A pergunta que se coloca é: qual deve ser o ritmo adequado de produção para o país? Alguns (entre os quais os que propõem a retirada da companhia como operadora única) dirão que o país necessita de recursos urgentes para gastar já. Outros, apontam o caminho da Noruega, adequando a produção à capacidade do país em capacitar suas indústrias, treinar pessoal, gerar empregos, gastando de forma parcimoniosa e reservando a maior parcela para um fundo destinado às gerações futuras. 

Afinal, o petróleo não dá duas safras. Pode ser uma benção ou uma maldição, como descobriu o México, com reservas de 48 bilhões de barris em 1996, extraiu predatoriamente a US$ 30/barril, vendo suas reservas caírem para 11 bilhões no final de 2013. A Inglaterra e a Holanda enveredaram pela desindustrialização, extraindo num ritmo superior ao que sua indústria e economia deveriam absorver.

No caso do Brasil, este cuidado é ainda maior, pois temos uma grande população e economia que requerem um grande consumo de energia, limitando eventual exportação do petróleo que necessitaremos no futuro. É o que fazem os EUA, proibindo a exportação do petróleo produzido no país. O pré-sal é uma das poucas grandes reservas disponíveis fora das regiões de conflito do Oriente Médio.

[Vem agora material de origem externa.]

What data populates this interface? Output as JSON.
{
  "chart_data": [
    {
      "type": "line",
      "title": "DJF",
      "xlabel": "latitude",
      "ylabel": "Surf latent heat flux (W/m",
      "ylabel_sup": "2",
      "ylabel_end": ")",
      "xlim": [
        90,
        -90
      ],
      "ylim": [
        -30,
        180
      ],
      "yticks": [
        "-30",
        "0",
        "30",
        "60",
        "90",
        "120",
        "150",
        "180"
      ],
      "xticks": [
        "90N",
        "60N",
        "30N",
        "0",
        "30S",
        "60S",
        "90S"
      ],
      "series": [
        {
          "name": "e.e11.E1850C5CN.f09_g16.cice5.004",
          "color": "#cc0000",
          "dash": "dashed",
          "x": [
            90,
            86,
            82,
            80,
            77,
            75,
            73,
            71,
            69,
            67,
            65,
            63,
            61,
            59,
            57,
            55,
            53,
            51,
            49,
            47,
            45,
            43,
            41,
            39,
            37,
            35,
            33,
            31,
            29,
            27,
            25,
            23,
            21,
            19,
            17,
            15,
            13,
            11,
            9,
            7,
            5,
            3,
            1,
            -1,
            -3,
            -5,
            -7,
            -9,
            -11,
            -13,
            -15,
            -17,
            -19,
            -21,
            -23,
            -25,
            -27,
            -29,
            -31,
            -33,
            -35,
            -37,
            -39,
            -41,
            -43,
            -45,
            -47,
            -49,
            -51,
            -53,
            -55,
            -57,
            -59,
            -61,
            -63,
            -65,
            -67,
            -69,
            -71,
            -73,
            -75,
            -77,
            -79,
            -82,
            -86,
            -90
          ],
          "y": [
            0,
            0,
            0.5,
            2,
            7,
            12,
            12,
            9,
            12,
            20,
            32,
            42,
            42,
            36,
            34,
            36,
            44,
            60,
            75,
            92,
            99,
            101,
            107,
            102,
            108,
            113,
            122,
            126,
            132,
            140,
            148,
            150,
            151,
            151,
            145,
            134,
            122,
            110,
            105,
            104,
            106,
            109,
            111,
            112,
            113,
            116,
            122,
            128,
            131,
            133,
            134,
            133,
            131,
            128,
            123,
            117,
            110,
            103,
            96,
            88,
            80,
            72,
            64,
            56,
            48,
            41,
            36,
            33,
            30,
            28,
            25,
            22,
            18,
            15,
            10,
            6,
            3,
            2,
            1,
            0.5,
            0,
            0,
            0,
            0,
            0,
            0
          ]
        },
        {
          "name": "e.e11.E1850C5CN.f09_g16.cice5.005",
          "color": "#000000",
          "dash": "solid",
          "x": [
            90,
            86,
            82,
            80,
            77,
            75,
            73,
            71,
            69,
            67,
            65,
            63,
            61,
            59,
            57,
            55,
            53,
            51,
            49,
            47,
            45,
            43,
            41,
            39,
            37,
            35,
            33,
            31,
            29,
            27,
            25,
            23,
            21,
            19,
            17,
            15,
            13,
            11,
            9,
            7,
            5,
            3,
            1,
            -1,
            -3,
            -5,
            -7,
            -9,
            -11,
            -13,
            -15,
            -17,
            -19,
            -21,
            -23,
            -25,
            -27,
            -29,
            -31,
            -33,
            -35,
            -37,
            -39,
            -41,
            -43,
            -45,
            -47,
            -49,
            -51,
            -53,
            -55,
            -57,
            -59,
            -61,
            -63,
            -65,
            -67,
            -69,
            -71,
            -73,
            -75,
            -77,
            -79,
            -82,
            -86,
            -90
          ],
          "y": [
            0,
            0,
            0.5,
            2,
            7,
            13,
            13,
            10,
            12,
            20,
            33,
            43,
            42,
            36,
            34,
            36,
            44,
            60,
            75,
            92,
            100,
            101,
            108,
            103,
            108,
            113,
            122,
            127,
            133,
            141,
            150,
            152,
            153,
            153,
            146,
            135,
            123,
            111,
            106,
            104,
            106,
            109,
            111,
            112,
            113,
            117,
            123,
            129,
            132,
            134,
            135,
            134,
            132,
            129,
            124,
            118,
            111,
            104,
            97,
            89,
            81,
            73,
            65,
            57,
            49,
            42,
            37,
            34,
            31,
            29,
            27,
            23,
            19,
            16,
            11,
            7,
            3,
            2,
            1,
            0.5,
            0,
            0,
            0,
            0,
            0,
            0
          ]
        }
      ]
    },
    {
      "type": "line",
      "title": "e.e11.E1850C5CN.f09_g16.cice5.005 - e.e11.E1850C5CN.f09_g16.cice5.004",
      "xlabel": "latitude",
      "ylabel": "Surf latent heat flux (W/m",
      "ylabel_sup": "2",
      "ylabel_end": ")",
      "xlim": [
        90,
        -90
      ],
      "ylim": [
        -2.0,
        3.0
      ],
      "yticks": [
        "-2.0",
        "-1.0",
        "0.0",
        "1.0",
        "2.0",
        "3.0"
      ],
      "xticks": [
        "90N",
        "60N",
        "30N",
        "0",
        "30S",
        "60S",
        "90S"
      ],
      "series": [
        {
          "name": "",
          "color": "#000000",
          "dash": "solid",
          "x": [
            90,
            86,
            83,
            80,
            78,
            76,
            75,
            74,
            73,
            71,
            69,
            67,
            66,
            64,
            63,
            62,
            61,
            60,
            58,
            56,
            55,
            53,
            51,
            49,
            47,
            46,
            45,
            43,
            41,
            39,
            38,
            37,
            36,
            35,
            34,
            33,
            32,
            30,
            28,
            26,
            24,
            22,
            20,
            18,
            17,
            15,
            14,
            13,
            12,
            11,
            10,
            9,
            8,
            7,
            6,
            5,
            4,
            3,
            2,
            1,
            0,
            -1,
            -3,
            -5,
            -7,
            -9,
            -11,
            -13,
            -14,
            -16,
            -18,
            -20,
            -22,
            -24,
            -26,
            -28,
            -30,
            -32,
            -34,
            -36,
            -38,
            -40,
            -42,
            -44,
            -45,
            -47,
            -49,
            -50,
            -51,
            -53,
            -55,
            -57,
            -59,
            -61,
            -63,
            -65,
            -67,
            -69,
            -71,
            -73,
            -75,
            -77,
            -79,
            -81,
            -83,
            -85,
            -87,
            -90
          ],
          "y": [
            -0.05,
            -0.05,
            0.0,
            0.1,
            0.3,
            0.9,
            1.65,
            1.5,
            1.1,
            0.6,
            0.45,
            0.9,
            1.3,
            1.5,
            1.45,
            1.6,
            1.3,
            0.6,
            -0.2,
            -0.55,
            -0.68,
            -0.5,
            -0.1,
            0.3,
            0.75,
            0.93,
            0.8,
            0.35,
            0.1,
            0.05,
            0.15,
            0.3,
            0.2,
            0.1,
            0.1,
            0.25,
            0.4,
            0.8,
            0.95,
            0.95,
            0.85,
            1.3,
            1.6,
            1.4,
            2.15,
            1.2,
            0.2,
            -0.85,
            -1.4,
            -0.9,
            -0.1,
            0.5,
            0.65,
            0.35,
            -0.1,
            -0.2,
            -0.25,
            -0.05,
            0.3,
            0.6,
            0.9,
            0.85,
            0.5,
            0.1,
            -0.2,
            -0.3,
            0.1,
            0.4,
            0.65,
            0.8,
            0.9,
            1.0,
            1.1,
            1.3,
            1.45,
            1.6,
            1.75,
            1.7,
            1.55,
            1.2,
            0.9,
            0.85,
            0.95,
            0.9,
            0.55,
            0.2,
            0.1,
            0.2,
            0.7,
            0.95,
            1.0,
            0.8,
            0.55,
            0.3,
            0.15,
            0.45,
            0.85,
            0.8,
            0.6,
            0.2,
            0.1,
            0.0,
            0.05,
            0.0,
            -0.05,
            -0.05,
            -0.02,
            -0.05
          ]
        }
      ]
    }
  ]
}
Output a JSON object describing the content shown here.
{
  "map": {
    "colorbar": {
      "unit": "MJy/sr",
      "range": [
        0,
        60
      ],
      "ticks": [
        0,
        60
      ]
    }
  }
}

O professor Carlos Lessa, ex-presidente do BNDES, defende que devemos manter nossas reservas para consumo interno. Comenta que poderemos “nos converter num Iraque do futuro, ou mesmo numa Noruega, que, apesar de seu bom senso, perdeu 1/3 das reservas financeiras que havia amealhado com a venda de petróleo e gás”.[6]

A condição de operadora única é a garantia de podermos manter este projeto nacional de desenvolvimento da indústria local; termos controle maior sobre a produção, mantermos nossa liderança tecnológica na área, junto com as universidades e centros de pesquisa do país. Afinal, a operadora será a principal responsável pelos projetos, especificação dos equipamentos e tecnologias que define onde os empregos serão gerados.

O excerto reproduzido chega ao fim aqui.